Si les écosystèmes sont en réalité des co-créations culturelles, techniques et naturelles, ou des phénomènes fondamentalement hybrides comportant une part de volonté humaine dans leur condition d'existence, que voulons-nous pour leur avenir? Pourrions-nous, par exemple, créer volontairement des configurations nouvelles d'habitats et de biodiversités? Avons-nous, sur les états de la nature, la même liberté que sur les états de la culture? Que devons-nous faire d'habitats anciens ou récents qui ont fini par héberger des faunes et des flores propres, parfois endémiques, parfois exotiques, mais ayant en tout état de cause leurs diversités spécifique, génétique, fonctionnelle?
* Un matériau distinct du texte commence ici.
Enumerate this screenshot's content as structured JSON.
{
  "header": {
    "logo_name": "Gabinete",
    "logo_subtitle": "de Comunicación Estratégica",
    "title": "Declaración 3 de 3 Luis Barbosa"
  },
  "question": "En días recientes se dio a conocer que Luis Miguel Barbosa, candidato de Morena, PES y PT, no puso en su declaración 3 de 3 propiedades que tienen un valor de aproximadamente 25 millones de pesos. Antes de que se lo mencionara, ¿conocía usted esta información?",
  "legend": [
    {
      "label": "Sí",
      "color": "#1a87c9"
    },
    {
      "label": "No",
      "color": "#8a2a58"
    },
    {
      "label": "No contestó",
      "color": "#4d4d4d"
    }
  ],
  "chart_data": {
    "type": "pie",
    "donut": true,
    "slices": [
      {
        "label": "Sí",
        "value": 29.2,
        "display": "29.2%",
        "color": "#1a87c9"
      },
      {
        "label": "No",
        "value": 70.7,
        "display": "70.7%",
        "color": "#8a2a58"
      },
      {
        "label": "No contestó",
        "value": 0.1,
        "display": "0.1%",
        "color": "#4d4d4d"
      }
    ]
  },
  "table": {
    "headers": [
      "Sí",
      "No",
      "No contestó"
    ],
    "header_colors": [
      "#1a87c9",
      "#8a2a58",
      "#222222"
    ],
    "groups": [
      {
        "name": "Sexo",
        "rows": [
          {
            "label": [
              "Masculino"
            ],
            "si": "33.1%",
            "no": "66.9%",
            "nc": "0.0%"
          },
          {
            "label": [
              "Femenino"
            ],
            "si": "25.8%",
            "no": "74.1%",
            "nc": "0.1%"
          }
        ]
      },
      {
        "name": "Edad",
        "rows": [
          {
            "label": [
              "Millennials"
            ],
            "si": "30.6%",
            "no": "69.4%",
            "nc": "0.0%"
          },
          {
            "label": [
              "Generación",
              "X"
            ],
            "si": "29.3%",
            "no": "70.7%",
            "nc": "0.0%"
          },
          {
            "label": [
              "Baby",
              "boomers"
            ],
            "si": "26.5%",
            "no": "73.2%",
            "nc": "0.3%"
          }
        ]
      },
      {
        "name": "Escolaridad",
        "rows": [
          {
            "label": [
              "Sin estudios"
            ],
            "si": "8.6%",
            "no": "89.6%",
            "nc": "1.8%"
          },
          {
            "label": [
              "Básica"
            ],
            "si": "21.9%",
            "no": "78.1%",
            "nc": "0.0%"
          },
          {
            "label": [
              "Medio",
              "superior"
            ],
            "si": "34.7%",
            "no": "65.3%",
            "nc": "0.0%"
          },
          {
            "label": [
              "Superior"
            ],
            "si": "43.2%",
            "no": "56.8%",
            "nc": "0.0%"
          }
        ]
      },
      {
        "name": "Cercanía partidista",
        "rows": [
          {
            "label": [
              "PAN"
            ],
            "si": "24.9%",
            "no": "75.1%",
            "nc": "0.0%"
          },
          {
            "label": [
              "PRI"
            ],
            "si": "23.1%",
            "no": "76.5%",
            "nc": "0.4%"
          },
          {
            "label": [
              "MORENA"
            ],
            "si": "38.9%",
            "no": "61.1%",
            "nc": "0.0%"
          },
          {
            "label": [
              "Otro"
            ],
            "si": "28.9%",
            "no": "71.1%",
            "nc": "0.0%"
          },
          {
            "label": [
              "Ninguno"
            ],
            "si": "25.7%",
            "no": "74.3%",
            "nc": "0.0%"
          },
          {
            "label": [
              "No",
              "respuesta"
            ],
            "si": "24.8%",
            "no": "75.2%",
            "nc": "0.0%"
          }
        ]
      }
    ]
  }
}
Ces questions sont d'actualité puisque l'écologie de la restauration est devenue une politique publique, impliquant des dépenses et des contraintes, donc des débats démocratiques sur les finalités et les justifications de l'action. Malheureusement, les connaissances sur l'écologie restent peu diffusées, les réflexions à son sujet moins encore : la discussion est trop souvent réduite à des effets d'annonce, les choix alternatifs ne sont pas exposés ni pensés avec clarté, certaines options sont (indument) présentées par effet d'autorité comme le seul discours légitime au plan scientifique ou épistémologique. Une situation qui doit changer, car elle est défavorable à des choix avisés et informés sur l'avenir commun des sociétés et des milieux. En France, cela passe par une réforme en profondeur de la gouvernance publique de ces questions, aujourd'hui défaillante à produire de l'information, de la participation et de la délibération de qualité.
Référence : Evans NM et Davis MA (2018), What about cultural ecosystems? Opportunities for cultural considerations in the International Standards for the Practice of Ecological Restoration, Restoration Ecology, 26, 4, 612–617.